Figure 1. 10000 Monte Carlo simulations for a regression design (1 channel 120 trials * 100 frames)
Figure 2. 10000 Monte Carlo simulations for an ANOVA design (1 channel 120 trials * 100 frames)
Figure 3. 10000 Monte Carlo simulations for an ANCOVA design (1 channel 120 trials * 100 frames)
Figure 4. 10000 Monte Carlo simulations for the covariate of an ANCOVA design (1 channel 120 trials * 100 frames)

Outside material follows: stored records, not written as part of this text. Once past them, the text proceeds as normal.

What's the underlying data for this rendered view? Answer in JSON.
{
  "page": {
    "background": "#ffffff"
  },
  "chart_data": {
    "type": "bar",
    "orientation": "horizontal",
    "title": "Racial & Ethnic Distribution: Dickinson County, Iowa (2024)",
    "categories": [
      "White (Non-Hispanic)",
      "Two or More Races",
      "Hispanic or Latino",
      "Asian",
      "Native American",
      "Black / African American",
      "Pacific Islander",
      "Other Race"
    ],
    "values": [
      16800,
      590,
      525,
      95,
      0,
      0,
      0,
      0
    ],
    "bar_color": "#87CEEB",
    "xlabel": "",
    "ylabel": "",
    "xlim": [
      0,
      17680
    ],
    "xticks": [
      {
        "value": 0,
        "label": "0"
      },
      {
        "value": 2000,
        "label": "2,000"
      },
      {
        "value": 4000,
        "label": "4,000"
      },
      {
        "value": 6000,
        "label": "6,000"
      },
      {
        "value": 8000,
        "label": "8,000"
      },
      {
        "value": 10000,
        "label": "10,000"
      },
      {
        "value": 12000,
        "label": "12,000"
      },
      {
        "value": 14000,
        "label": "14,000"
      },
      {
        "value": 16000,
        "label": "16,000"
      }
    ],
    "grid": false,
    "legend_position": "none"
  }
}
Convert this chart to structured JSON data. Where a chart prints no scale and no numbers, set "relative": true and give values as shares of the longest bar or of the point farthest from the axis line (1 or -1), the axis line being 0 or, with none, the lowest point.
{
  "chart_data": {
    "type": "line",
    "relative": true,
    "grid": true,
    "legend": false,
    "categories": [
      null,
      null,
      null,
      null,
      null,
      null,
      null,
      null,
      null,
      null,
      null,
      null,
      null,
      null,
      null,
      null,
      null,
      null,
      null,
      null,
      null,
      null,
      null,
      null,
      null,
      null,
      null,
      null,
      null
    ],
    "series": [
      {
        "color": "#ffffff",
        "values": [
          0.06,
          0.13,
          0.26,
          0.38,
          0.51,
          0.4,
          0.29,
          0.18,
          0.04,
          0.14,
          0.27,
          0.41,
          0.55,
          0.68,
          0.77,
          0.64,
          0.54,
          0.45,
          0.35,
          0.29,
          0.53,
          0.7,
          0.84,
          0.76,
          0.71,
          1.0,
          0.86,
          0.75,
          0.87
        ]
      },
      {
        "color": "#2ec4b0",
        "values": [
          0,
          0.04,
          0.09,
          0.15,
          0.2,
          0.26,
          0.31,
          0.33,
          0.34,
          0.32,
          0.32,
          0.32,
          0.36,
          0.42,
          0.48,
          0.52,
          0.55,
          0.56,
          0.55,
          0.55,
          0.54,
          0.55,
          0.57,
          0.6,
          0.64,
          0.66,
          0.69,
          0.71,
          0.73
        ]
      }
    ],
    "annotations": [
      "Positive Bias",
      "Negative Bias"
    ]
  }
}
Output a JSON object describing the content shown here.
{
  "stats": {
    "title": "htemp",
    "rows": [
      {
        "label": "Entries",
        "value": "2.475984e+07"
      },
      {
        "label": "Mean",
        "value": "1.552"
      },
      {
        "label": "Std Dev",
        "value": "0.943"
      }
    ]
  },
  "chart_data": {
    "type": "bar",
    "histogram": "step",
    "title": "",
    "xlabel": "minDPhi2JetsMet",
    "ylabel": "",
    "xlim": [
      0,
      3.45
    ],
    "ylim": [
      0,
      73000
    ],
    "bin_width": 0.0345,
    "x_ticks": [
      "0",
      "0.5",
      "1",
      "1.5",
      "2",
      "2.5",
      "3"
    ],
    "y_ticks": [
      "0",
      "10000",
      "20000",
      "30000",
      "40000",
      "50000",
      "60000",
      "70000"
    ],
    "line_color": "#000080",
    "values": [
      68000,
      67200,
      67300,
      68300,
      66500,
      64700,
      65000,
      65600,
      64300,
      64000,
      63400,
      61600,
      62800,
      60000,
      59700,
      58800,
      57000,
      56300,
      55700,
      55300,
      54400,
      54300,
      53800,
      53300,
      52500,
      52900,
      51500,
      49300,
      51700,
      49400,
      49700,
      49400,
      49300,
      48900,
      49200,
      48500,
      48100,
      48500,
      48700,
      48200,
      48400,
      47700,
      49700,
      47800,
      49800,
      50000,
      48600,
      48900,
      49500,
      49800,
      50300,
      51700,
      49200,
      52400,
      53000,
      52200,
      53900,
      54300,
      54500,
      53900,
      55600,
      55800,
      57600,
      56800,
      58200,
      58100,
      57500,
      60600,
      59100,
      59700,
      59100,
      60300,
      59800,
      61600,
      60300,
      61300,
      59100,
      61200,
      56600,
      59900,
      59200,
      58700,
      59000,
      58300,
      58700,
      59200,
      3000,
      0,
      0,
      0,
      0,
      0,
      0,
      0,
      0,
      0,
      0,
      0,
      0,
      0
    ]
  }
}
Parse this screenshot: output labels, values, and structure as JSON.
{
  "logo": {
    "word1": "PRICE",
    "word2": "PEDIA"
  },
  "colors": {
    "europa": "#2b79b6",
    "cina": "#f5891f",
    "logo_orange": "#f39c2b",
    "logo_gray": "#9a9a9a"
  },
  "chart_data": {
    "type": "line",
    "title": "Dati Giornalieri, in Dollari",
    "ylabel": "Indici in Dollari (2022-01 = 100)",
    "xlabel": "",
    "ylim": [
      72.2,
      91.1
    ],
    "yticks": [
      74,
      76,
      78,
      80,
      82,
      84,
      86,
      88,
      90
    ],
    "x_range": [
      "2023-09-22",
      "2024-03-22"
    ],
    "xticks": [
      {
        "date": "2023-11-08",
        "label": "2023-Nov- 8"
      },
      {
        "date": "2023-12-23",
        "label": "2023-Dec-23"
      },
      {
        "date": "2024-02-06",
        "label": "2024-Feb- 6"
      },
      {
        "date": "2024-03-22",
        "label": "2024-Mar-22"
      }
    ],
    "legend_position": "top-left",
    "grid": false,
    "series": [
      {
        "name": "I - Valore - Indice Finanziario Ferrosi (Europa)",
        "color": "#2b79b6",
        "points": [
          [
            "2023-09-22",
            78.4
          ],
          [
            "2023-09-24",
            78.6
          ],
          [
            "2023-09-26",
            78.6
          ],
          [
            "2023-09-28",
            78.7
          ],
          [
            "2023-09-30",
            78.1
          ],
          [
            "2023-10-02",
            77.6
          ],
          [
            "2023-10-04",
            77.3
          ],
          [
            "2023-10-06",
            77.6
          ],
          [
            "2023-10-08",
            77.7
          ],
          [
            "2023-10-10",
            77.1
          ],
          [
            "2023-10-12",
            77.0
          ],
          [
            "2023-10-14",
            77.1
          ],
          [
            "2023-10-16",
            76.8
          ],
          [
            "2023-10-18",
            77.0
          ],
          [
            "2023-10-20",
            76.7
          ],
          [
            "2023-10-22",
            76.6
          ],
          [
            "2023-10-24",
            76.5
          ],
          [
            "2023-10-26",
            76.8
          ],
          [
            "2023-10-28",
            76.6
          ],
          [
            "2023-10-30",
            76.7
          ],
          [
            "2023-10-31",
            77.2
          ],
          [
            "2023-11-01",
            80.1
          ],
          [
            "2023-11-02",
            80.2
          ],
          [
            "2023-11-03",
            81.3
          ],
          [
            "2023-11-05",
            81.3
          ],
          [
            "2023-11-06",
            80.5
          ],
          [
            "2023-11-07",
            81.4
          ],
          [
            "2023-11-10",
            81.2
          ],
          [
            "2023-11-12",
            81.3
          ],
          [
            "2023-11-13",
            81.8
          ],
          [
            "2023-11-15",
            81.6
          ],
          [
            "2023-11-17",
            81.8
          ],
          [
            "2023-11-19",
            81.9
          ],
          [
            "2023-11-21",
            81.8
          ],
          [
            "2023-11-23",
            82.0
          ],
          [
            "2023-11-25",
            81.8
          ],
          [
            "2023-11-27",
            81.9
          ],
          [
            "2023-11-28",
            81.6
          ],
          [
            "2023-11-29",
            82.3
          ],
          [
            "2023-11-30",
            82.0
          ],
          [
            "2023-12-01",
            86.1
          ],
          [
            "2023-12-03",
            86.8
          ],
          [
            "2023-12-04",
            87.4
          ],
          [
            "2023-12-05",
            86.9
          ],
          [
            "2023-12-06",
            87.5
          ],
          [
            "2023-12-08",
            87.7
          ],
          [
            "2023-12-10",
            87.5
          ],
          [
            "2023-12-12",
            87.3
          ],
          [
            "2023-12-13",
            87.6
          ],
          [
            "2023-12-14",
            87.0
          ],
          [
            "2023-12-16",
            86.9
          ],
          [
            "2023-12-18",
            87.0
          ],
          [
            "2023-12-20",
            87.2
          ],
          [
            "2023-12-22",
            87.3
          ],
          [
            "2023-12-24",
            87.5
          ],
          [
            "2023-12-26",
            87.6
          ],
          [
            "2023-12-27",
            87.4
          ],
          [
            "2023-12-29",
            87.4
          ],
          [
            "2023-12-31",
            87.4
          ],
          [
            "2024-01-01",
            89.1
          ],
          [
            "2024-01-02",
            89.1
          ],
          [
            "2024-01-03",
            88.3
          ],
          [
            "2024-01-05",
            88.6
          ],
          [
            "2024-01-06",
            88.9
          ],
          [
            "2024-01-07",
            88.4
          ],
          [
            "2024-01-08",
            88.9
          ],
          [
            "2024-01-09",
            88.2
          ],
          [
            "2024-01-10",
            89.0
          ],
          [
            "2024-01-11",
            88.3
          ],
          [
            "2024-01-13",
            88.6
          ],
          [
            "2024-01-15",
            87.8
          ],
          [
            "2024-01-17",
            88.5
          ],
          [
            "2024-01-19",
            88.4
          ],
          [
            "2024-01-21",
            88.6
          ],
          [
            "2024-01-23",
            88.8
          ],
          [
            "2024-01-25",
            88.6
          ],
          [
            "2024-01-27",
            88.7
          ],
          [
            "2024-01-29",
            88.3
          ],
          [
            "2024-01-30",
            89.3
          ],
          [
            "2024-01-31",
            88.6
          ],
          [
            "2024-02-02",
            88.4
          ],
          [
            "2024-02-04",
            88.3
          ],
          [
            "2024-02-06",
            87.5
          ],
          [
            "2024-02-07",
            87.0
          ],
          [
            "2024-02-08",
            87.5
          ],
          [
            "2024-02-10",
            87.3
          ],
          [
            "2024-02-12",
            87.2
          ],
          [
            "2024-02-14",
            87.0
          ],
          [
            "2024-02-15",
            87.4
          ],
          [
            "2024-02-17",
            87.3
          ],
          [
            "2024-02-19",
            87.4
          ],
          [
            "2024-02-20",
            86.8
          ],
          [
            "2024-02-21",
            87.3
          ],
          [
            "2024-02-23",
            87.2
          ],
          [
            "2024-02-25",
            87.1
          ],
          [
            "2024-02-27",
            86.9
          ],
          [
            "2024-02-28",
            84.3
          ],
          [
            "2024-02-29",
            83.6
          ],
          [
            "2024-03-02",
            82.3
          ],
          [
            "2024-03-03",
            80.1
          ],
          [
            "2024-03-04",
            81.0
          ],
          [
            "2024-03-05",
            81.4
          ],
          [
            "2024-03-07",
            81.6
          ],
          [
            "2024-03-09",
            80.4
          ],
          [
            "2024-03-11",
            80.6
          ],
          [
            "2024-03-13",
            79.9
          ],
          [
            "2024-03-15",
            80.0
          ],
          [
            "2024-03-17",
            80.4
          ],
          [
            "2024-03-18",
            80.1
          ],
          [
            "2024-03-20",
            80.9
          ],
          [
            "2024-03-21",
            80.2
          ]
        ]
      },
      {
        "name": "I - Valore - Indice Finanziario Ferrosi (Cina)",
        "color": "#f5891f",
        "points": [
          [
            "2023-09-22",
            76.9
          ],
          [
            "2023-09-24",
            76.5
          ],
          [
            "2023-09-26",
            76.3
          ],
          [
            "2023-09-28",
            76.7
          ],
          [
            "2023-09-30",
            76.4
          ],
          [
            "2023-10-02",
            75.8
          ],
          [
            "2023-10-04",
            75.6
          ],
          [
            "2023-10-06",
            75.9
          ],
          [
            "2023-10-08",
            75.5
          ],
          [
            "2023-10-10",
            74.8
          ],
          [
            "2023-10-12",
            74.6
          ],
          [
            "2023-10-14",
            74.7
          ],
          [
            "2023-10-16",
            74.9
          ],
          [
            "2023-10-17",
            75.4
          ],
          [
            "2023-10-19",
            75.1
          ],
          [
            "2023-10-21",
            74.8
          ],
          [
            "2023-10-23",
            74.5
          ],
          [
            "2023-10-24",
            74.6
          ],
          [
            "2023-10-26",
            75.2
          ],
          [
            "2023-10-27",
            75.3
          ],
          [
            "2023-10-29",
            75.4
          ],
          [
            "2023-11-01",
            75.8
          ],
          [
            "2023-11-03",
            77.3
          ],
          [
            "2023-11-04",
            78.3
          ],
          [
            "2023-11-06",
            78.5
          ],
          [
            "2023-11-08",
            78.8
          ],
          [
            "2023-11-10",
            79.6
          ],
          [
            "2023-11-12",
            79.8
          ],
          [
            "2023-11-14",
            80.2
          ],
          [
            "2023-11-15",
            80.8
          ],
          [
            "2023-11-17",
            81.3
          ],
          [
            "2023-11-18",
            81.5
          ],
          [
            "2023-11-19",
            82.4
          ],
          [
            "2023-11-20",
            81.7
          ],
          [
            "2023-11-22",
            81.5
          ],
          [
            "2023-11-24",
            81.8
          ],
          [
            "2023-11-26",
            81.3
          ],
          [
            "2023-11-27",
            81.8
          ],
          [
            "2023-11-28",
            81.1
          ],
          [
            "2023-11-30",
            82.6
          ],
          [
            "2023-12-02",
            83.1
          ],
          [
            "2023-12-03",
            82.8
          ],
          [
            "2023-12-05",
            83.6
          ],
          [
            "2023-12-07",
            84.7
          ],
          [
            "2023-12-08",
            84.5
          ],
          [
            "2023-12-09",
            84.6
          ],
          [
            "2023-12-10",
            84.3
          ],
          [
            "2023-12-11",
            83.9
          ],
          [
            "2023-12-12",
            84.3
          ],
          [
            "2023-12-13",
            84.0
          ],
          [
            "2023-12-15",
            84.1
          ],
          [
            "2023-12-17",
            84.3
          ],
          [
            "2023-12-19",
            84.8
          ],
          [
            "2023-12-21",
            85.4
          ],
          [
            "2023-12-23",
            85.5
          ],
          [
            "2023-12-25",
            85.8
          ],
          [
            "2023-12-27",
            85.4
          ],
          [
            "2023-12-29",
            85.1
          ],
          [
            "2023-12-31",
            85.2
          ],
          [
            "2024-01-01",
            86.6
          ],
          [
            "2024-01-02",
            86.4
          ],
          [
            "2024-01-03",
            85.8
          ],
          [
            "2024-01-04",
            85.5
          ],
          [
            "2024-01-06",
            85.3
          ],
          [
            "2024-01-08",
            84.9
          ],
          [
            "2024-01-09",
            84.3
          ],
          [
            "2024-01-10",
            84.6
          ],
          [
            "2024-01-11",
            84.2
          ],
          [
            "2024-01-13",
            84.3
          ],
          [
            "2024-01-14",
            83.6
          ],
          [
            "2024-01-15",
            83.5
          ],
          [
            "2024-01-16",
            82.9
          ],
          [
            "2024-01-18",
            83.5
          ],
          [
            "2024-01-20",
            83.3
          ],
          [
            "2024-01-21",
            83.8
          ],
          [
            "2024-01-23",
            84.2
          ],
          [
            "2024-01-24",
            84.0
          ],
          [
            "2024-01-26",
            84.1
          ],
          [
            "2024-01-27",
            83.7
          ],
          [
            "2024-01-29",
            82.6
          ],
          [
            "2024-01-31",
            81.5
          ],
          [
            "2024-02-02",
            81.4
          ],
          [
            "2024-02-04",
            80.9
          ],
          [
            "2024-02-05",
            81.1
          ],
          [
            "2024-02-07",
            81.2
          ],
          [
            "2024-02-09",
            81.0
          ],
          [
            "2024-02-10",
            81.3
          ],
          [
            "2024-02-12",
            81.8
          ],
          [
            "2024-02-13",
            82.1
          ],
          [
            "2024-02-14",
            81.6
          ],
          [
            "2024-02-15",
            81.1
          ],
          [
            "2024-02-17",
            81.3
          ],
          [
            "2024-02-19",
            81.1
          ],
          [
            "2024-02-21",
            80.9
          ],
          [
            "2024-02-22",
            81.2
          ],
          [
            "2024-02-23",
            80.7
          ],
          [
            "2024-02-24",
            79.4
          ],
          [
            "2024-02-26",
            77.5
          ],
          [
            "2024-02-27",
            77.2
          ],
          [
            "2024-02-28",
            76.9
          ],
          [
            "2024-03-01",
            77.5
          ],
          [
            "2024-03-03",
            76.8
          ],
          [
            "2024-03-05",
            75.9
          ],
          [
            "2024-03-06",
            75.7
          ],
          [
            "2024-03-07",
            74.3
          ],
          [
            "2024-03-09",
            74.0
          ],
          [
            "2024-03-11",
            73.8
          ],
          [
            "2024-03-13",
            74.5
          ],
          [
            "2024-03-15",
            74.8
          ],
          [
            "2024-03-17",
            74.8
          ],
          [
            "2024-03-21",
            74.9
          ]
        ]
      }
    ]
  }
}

This functions takes H0 limo generated folder in and check the type 1 error cell-wise of the data in, returning avg and binomial ci, and making figures of density and convergence rate. Running this function on Wakeman and Henson (2015) data for OLS, WLS, and IRLS showed again that weighting schemes are a little conservative when using theoretical p-values. Importantly, using the maximum F-values under the null and cluster-mass (sum of F values above p-value threshold) provides good control of type 1 Familly-Wise Error Rates, mandatory when testing the whole data space. This also allowed to confirm that subject-wise, 800 bootstraps are enough, as previously observed.
Figure 3. Type 1 error using OLS for H0 Wakeman and Henson 2015 data. Individual mean values ranged from 0.036 to 0.062 for maximum statistics (across subject average 0.0507) and 0.038 to 0.068 for spatial-temporal clustering (across subject average 0.0496).
Figure 4. Type 1 error using WLS for H0 Wakeman and Henson 2015 data. Individual mean values ranged from 0.039 to 0.069 for maximum statistics (across subject average 0.053) and 0.044 to 0.07 for spatial-temporal clustering (across subject average 0.051).